A resposta do requerente à resposta do réu
- Não há fundamento nas alegações do Facebook de que a culpa é da Internet e não do Recorrido. Trata-se da tomada da Internet pelo Recorrido e da vigilância do mundo inteiro.
- Não há fundamento na alegação do Facebook de que não pode vincular a informação ao próprio surfista. A identificação do navegador é monovalente. Não há nada de real na negação do Facebook de que ele constrói um perfil para quem não é do Facebook. O entrevistado conhece os dados não usuários, como localização, horários de uso dos sites, o que compra e mais, e, em média, 1.500 informações.
- Em resposta à alegação de que não tinha causa pessoal de ação, o Requerente alegou que havia aberto a conta do Facebook sem fornecer seu nome real ou quaisquer dados identificativos, e, portanto, o Facebook não vinculou nem pôde vincular a conta a ele. Portanto, ele pode representar o grupo.
- O simples fato de o Facebook exigir que os sites forneçam informações sobre todos é uma violação e coerção que prejudica os membros do grupo.

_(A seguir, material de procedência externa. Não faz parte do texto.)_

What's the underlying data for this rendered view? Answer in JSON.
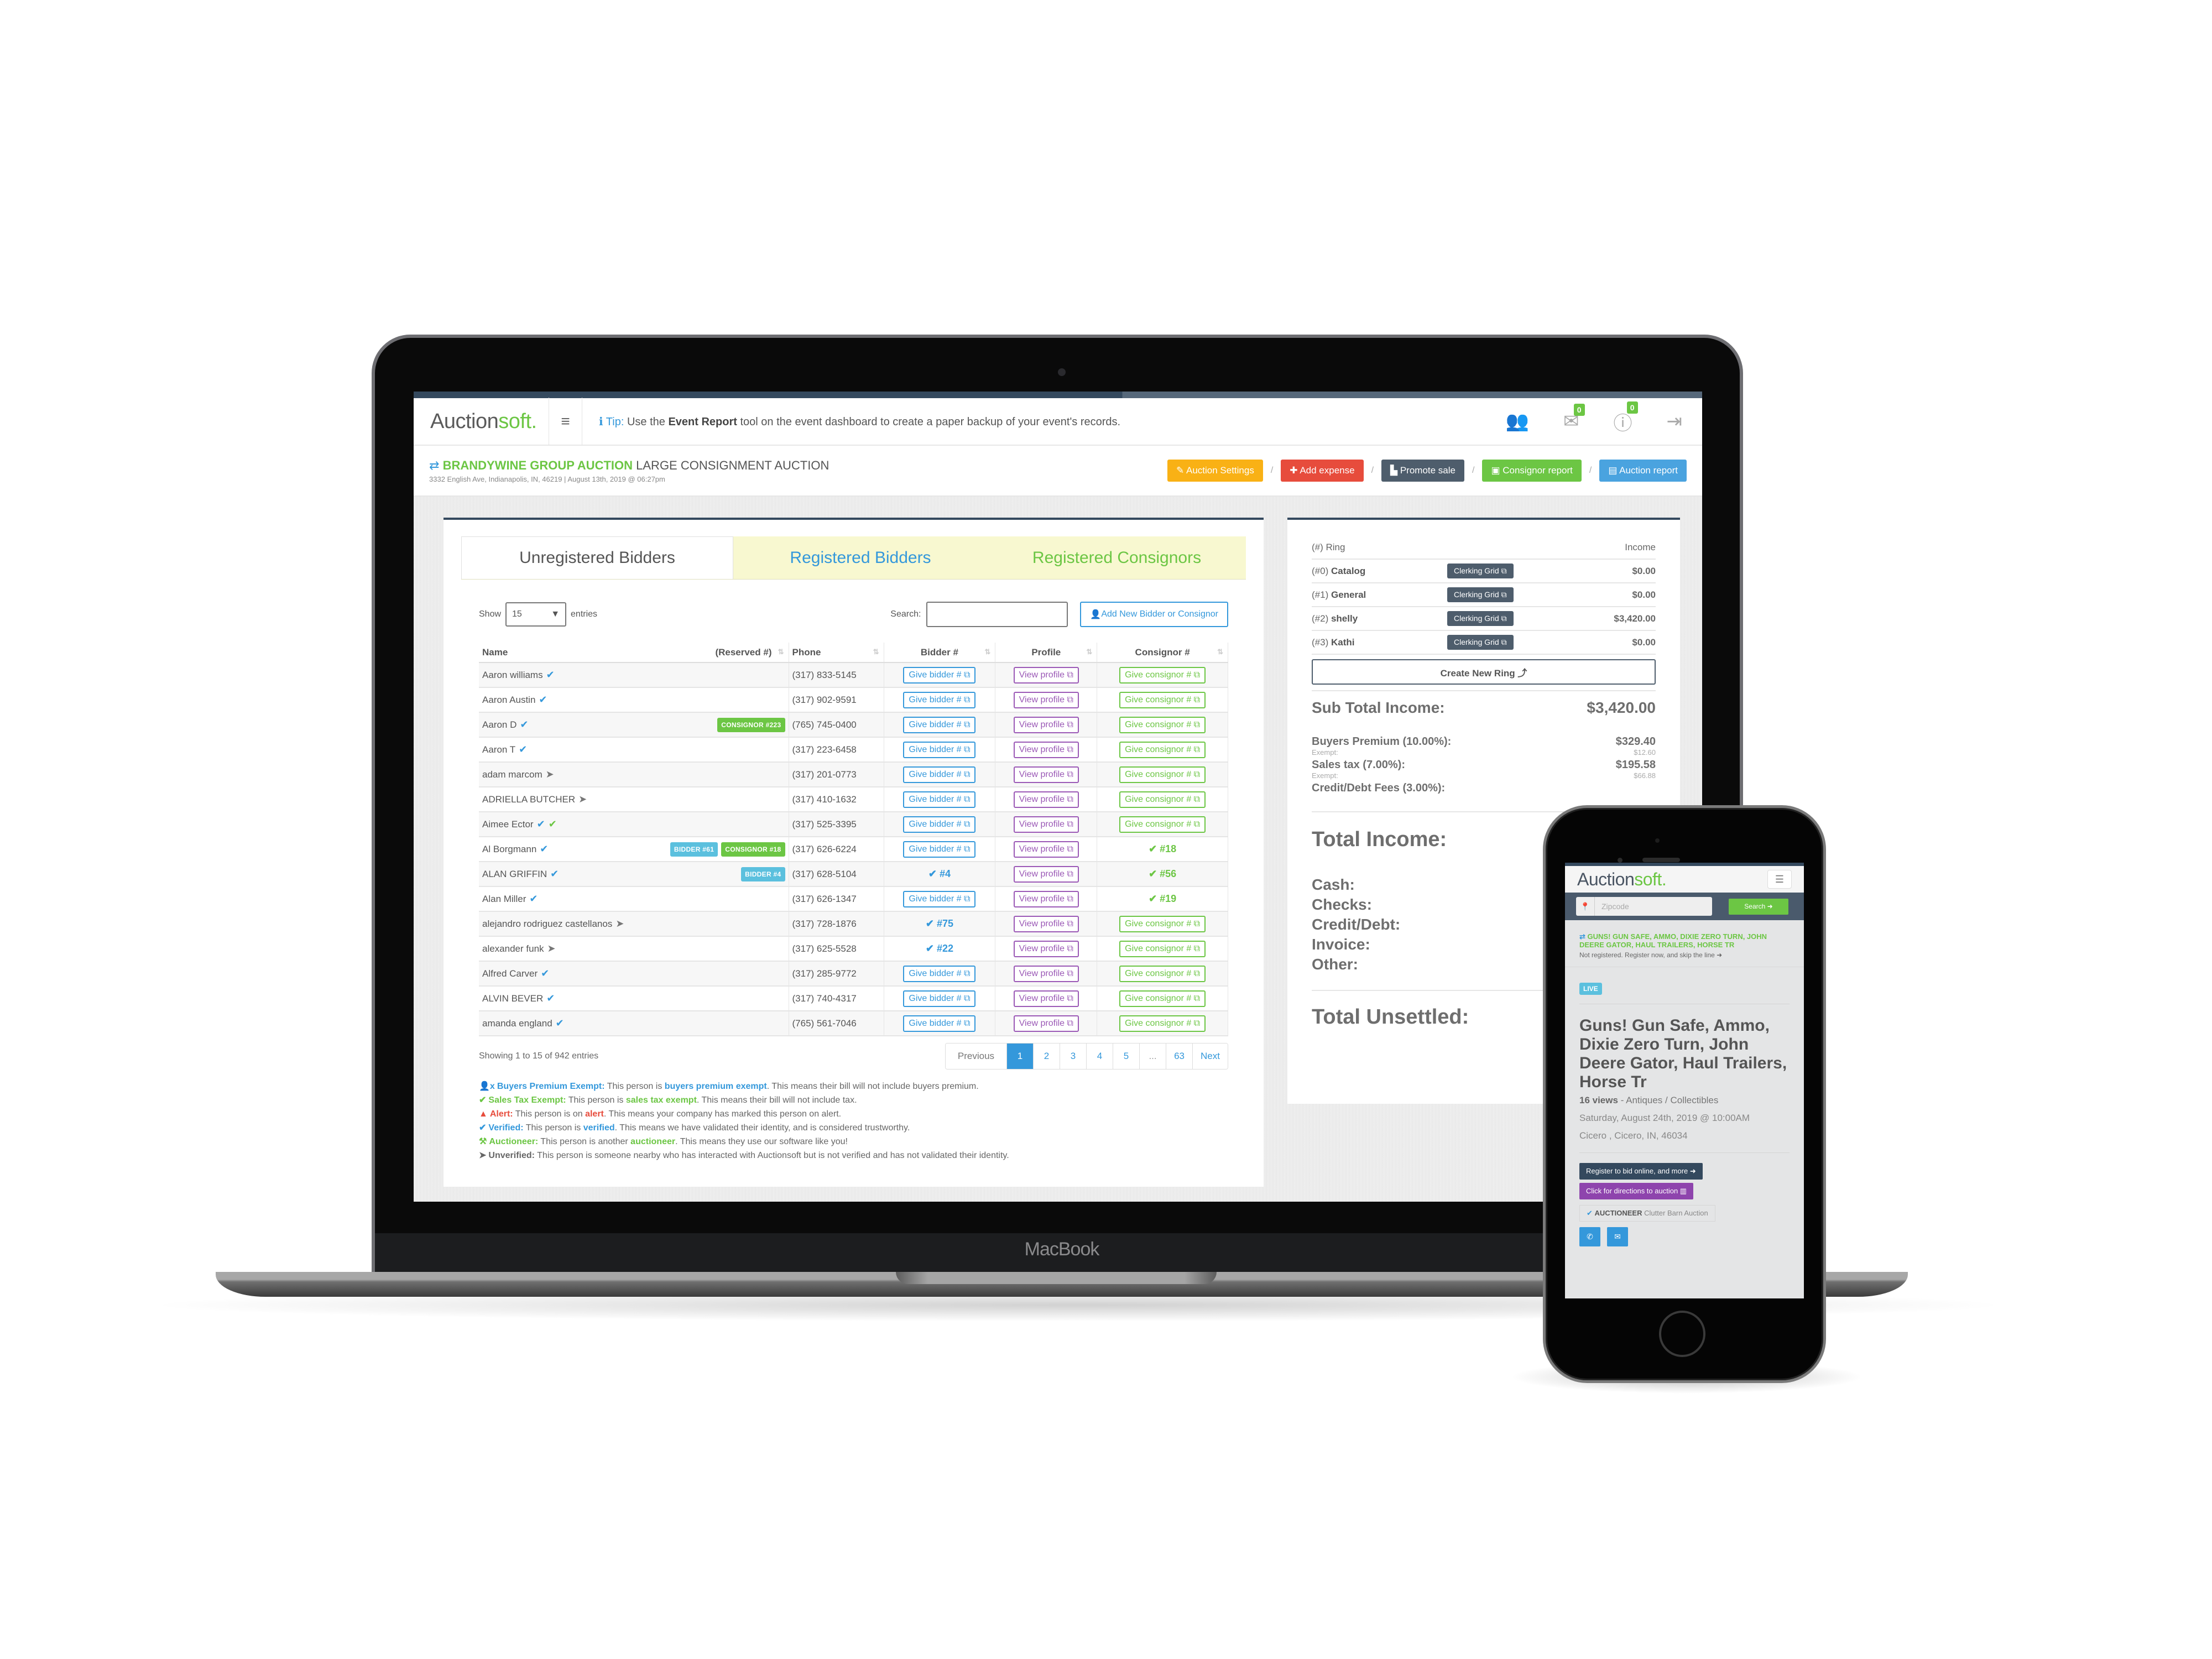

- Não há fundamento nos argumentos da opinião apresentada em nome do Recorrido de que todos os "cookies" são para fins de uso da Internet. Os especialistas afirmam que isso é necessário para fins de "segurança" e ignoram o uso para fins publicitários. O próprio Facebook admite ser usado para fins publicitários. Portanto, a opinião é enganosa.
- Não há fundamento na alegação de que os membros da classe não podem ser identificados, especialmente porque a reivindicação não é apenas para alívio financeiro.
- Em resposta ao argumento de que a reivindicação não se enquadra no escopo do Item 1, o Requerente argumentou que não há necessidade de firmar uma transação para criar uma relação cliente-revendedor e para o propósito de entrar com uma ação coletiva. Em uma era de exploração da informação pelas massas que usam a Internet, mesmo em serviços oferecidos gratuitamente, as definições de consumidor, cliente e revendedor podem assumir formas diferentes. A tendência é que questões relacionadas às informações dos usuários, sua transferência e uso, são uma questão entre o revendedor e o cliente. No nosso caso, a obtenção da informação é um ato comercial do Réu. O requerente consultou jurisprudência.
- No que diz respeito à obtenção de consentimento por meio de sites terceiros dos quais as informações foram obtidas, o Requerente argumentou que não há significado em submeter os sites à obtenção do chamado consentimento daqueles que os utilizam. O Recorrido nem sequer apresentou seus acordos com os Sites, nem em relação ao Requerente. Mesmo que tivesse apresentado os acordos, não teria mudado, já que os sites aderiram porque era um monopólio.